Six mois après sa signature, le Baromètre indique que le score d’exécution en décembre 2025 est resté identique à celui de novembre, avec un taux global de sa mise en œuvre plafonnant à 23,3 % malgré quelques avancées observées le mois précédent.
Les retards enregistrés entre le 1er au 31 décembre s'expliquent principalement par le manque de confiance mutuelle entre les parties, une mise en œuvre sélective et de mauvaise foi, ainsi que le non-respect des obligations sécuritaires prioritaires, notamment la neutralisation des FDLR et la levée des mesures défensives rwandaises.

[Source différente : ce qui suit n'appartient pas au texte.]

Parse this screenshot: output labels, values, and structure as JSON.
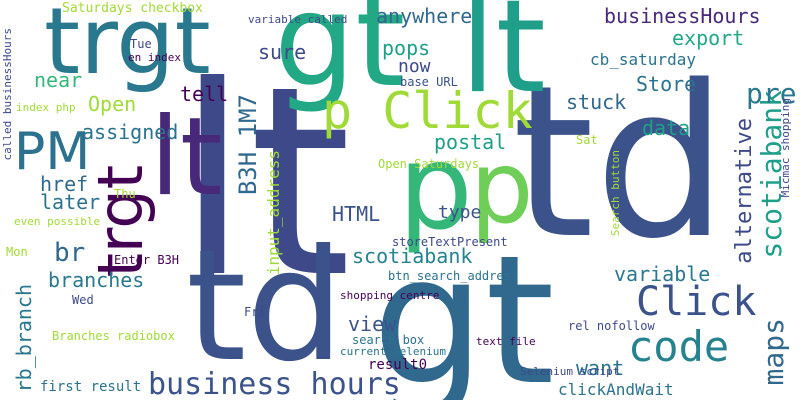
{
  "words": [
    {
      "text": "lt",
      "color": "#3e4989"
    },
    {
      "text": "td",
      "color": "#3b528b"
    },
    {
      "text": "gt",
      "color": "#31688e"
    },
    {
      "text": "lt",
      "color": "#1f9e89"
    },
    {
      "text": "trgt",
      "color": "#2a788e"
    },
    {
      "text": "gt",
      "color": "#22a884"
    },
    {
      "text": "lt",
      "color": "#482878"
    },
    {
      "text": "td",
      "color": "#3b528b"
    },
    {
      "text": "p",
      "color": "#35b779"
    },
    {
      "text": "p",
      "color": "#6ece58"
    },
    {
      "text": "trgt",
      "color": "#440154"
    },
    {
      "text": "PM",
      "color": "#2c728e"
    },
    {
      "text": "p Click",
      "color": "#a0da39"
    },
    {
      "text": "code",
      "color": "#26828e"
    },
    {
      "text": "Click",
      "color": "#3b528b"
    },
    {
      "text": "business hours",
      "color": "#3b528b"
    },
    {
      "text": "scotiabank",
      "color": "#1f9e89"
    },
    {
      "text": "maps",
      "color": "#31688e"
    },
    {
      "text": "alternative",
      "color": "#3e4989"
    },
    {
      "text": "pre",
      "color": "#2a788e"
    },
    {
      "text": "B3H 1M7",
      "color": "#31688e"
    },
    {
      "text": "businessHours",
      "color": "#482878"
    },
    {
      "text": "br",
      "color": "#31688e"
    },
    {
      "text": "branches",
      "color": "#2a788e"
    },
    {
      "text": "HTML",
      "color": "#3b528b"
    },
    {
      "text": "scotiabank",
      "color": "#26828e"
    },
    {
      "text": "variable",
      "color": "#2a788e"
    },
    {
      "text": "export",
      "color": "#22a884"
    },
    {
      "text": "Store",
      "color": "#2c728e"
    },
    {
      "text": "data",
      "color": "#1f9e89"
    },
    {
      "text": "stuck",
      "color": "#31688e"
    },
    {
      "text": "postal",
      "color": "#1f9e89"
    },
    {
      "text": "pops",
      "color": "#1f9e89"
    },
    {
      "text": "anywhere",
      "color": "#31688e"
    },
    {
      "text": "now",
      "color": "#3e4989"
    },
    {
      "text": "sure",
      "color": "#3e4989"
    },
    {
      "text": "tell",
      "color": "#440154"
    },
    {
      "text": "assigned",
      "color": "#2c728e"
    },
    {
      "text": "Open",
      "color": "#a0da39"
    },
    {
      "text": "near",
      "color": "#35b779"
    },
    {
      "text": "href",
      "color": "#31688e"
    },
    {
      "text": "later",
      "color": "#2c728e"
    },
    {
      "text": "want",
      "color": "#2c728e"
    },
    {
      "text": "view",
      "color": "#3b528b"
    },
    {
      "text": "type",
      "color": "#3b528b"
    },
    {
      "text": "cb_saturday",
      "color": "#2c728e"
    },
    {
      "text": "input_address",
      "color": "#a0da39"
    },
    {
      "text": "rb_branch",
      "color": "#2a788e"
    },
    {
      "text": "Saturdays checkbox",
      "color": "#a0da39"
    },
    {
      "text": "variable called",
      "color": "#3e4989"
    },
    {
      "text": "called businessHours",
      "color": "#3e4989"
    },
    {
      "text": "Tue",
      "color": "#3e4989"
    },
    {
      "text": "en index",
      "color": "#440154"
    },
    {
      "text": "index php",
      "color": "#a0da39"
    },
    {
      "text": "base URL",
      "color": "#3b528b"
    },
    {
      "text": "Open Saturdays",
      "color": "#a0da39"
    },
    {
      "text": "Sat",
      "color": "#a0da39"
    },
    {
      "text": "Search button",
      "color": "#a0da39"
    },
    {
      "text": "Micmac shopping",
      "color": "#3e4989"
    },
    {
      "text": "Thu",
      "color": "#a0da39"
    },
    {
      "text": "even possible",
      "color": "#a0da39"
    },
    {
      "text": "Mon",
      "color": "#a0da39"
    },
    {
      "text": "Enter B3H",
      "color": "#440154"
    },
    {
      "text": "storeTextPresent",
      "color": "#3e4989"
    },
    {
      "text": "btn_search_address",
      "color": "#2c728e"
    },
    {
      "text": "Wed",
      "color": "#3e4989"
    },
    {
      "text": "Fri",
      "color": "#3e4989"
    },
    {
      "text": "shopping centre",
      "color": "#440154"
    },
    {
      "text": "Branches radiobox",
      "color": "#a0da39"
    },
    {
      "text": "rel nofollow",
      "color": "#3e4989"
    },
    {
      "text": "search box",
      "color": "#2c728e"
    },
    {
      "text": "current Selenium",
      "color": "#2c728e"
    },
    {
      "text": "text file",
      "color": "#440154"
    },
    {
      "text": "result0",
      "color": "#440154"
    },
    {
      "text": "clickAndWait",
      "color": "#2c728e"
    },
    {
      "text": "first result",
      "color": "#2c728e"
    },
    {
      "text": "Selenium script",
      "color": "#3e4989"
    }
  ]
}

Cependant, l'organisation relève quelques éléments positifs au cours de la même période, essentiellement dans le cadre normatif et politique :
- l’entérinement par les présidents congolais et rwandais de la signature de l’accord de paix;
- la signature d’une série d’autres accords bilatéraux à caractère économique et sécuritaire, dont le Cadre d’Intégration Economique Régionale (REIF) entre la RDC et le Rwanda;
- l’adoption par le Conseil de sécurité de l’ONU de la résolution 2808 (2025), prorogeant le mandat de la MONUSCO et renforçant certaines de ses prérogatives.
Face à cette situation, le rapport formule les recommandations suivantes :
Au gouvernement de la RDC :
- accélérer sans délai la mise en œuvre d’opérations coordonnées pour neutraliser les FDLR, en y associant officiellement la MONUSCO;
- envisager de fournir à toutes les parties prenantes des assurances claires et vérifiables attestant qu’aucun membre des FDLR n’est intégré au sein des FARDC, afin de répondre aux allégations persistantes, de réduire les perceptions erronées et de renforcer la confiance mutuelle.
Au gouvernement du Rwanda :
- mettre en œuvre sans tarder le plan harmonisé de désengagement et de levée des mesures défensives;
- fournir des garanties sécuritaires et/ou judiciaires crédibles aux membres des FDLR encore présents en RDC mais hésitant à se rendre, afin de faciliter leur rapatriement volontaire;
- fournir des assurances claires aux facilitateurs quant à la mise en œuvre effective de ces garanties;
- inciter l’AFC/M23 à ne pas entraver les éventuelles opérations de la MONUSCO visant à neutraliser les FDLR dans les zones sous son contrôle, si une demande formelle est introduite par le gouvernement congolais.
Le rapport exhorte par ailleurs les facilitateurs à élaborer et proposer aux parties un Mémorandum d’entente établissant la complémentarité et la non-exclusivité des engagements issus des processus de Washington et de Doha. Un tel instrument permettrait d’intégrer formellement l’AFC/M23 dans le cadre de l’Accord de Washington et d’engager le Rwanda dans le processus de Doha, favorisant ainsi la coordination et la cohérence entre les deux cadres de paix.
Il les invite également à garantir à la MONUSCO les ressources financières, techniques et logistiques nécessaires pour lui permettre de remplir efficacement son mandat renforcé.